The defense team was not having much more luck of things. Attorneys for the defense hired a former Indy 500 champ and mechanical engineer Mark Donohue to test the model of Porsche in question just as soon as he got back from racing in the Austrian Grand Prix. Donohue was seen as such a crucial expert witness that the trial was even postponed in order to wait for him to get back to the States. He never would make it to the trial, as he would have an accident during a practice session for the Grand Prix. The crash would kill a track marshall but leave Donohue seemingly uninjured. The racer would go home that evening, go to bed and never wake up, unaware of the lethal cerebral hemorrhage he had incurred in the crash.
The trial went on, overshadowed by this eerie sequence of deaths, and Holmquist would eventually win the case and go on to continue his life as a popular radio DJ, hospital volunteer, as well as a coach for youth sports programs, his life of misfortune and death hovering about him seemingly gone. He would retire in 2002 and move to Florida, where he became a program director and tour guide for the Valiant Air Command War Bird Museum. He would sadly be diagnosed with cancer and pass away in 2015 at the age of 67, and throughout it all he never let his disabilities or the tragedies orbiting him slow him down. He once said of his ability to drive past adversity:
My life is on a roller-coaster. Every other day I am rocketing up to some new high or I’m on the downhill going like a bat out of hell and lovin’ it. God, family, friends and the help of many others enabled me to overcome the challenges in my life. Everyone should have to be in a wheelchair. It’s a learning experience. Without this experience, I could have never had the kind of impact on the young people I talk to, or anyone I come in contact with in my daily life. My family has never stopped supporting me, and that has made all the difference. At times I have felt like I live in this terrible fog and wondered why God has kept me alive this long. I know God was there the day I was shot, because he stopped the bullet before it hit my heart. In down times it has been my parents and brothers who are always there to pick me up.

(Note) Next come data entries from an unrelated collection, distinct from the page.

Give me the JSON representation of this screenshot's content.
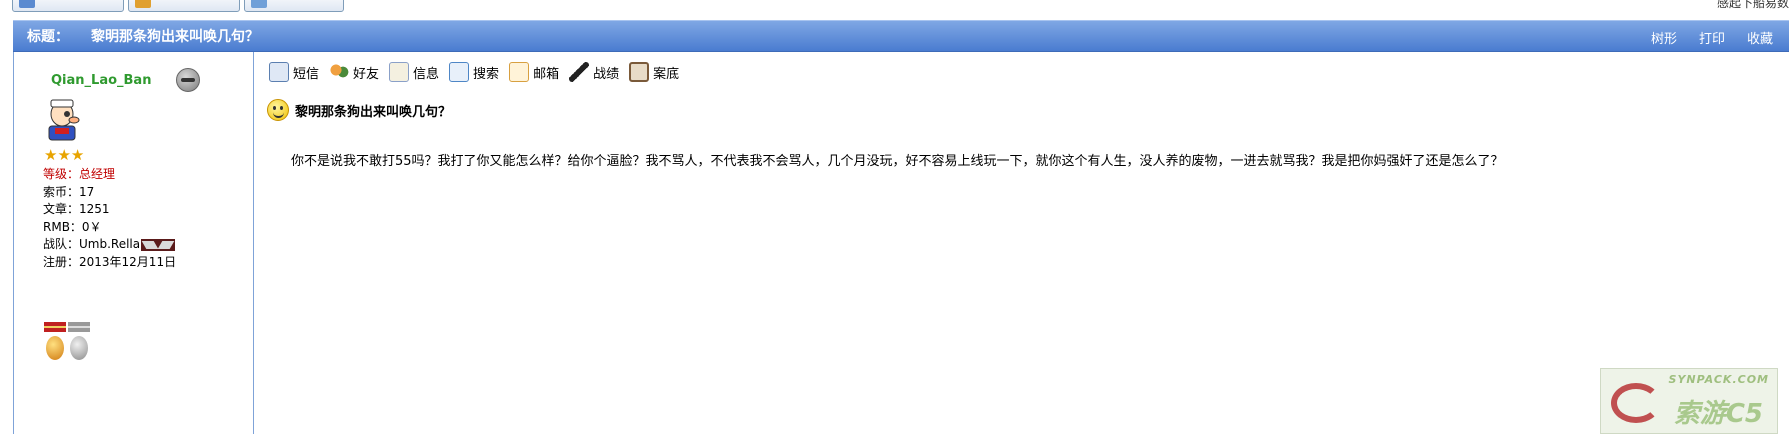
{
  "top_right_text": "感起下船易数",
  "title_bar": {
    "label": "标题：",
    "title": "黎明那条狗出来叫唤几句？",
    "actions": [
      "树形",
      "打印",
      "收藏"
    ]
  },
  "user": {
    "username": "Qian_Lao_Ban",
    "stars": "★★★",
    "rank_label": "等级：",
    "rank_value": "总经理",
    "coins": "索币：17",
    "posts": "文章：1251",
    "rmb": "RMB：0￥",
    "team": "战队：Umb.Rella",
    "registered": "注册：2013年12月11日"
  },
  "toolbar": [
    {
      "label": "短信",
      "icon": "message-icon",
      "color": "#5b7fb0"
    },
    {
      "label": "好友",
      "icon": "friends-icon",
      "color": "#c8781e"
    },
    {
      "label": "信息",
      "icon": "info-icon",
      "color": "#8aa0c8"
    },
    {
      "label": "搜索",
      "icon": "search-icon",
      "color": "#4e86c6"
    },
    {
      "label": "邮箱",
      "icon": "mail-icon",
      "color": "#d8a040"
    },
    {
      "label": "战绩",
      "icon": "record-icon",
      "color": "#222222"
    },
    {
      "label": "案底",
      "icon": "file-icon",
      "color": "#7a5a3a"
    }
  ],
  "post": {
    "title": "黎明那条狗出来叫唤几句？",
    "body": "你不是说我不敢打55吗？我打了你又能怎么样？给你个逼脸？我不骂人，不代表我不会骂人，几个月没玩，好不容易上线玩一下，就你这个有人生，没人养的废物，一进去就骂我？我是把你妈强奸了还是怎么了？"
  },
  "watermark": {
    "url_text": "SYNPACK.COM",
    "cn_text": "索游C5"
  }
}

It's hard to know just exactly what was going on in this guy's life. Was he merely unlucky? Were there forces conspiring against him in just such a way as to make life miserable for him and those around him? Were all of these deaths and freak accidents surrounding his court case just coincidence or the meddling of something else beyond what we know? Can a person really hold some sort of curse? Whatever the case may be, he was certainly brave in the face of it all, and it is certainly an odd and unsettling series of events that we may never fully understand.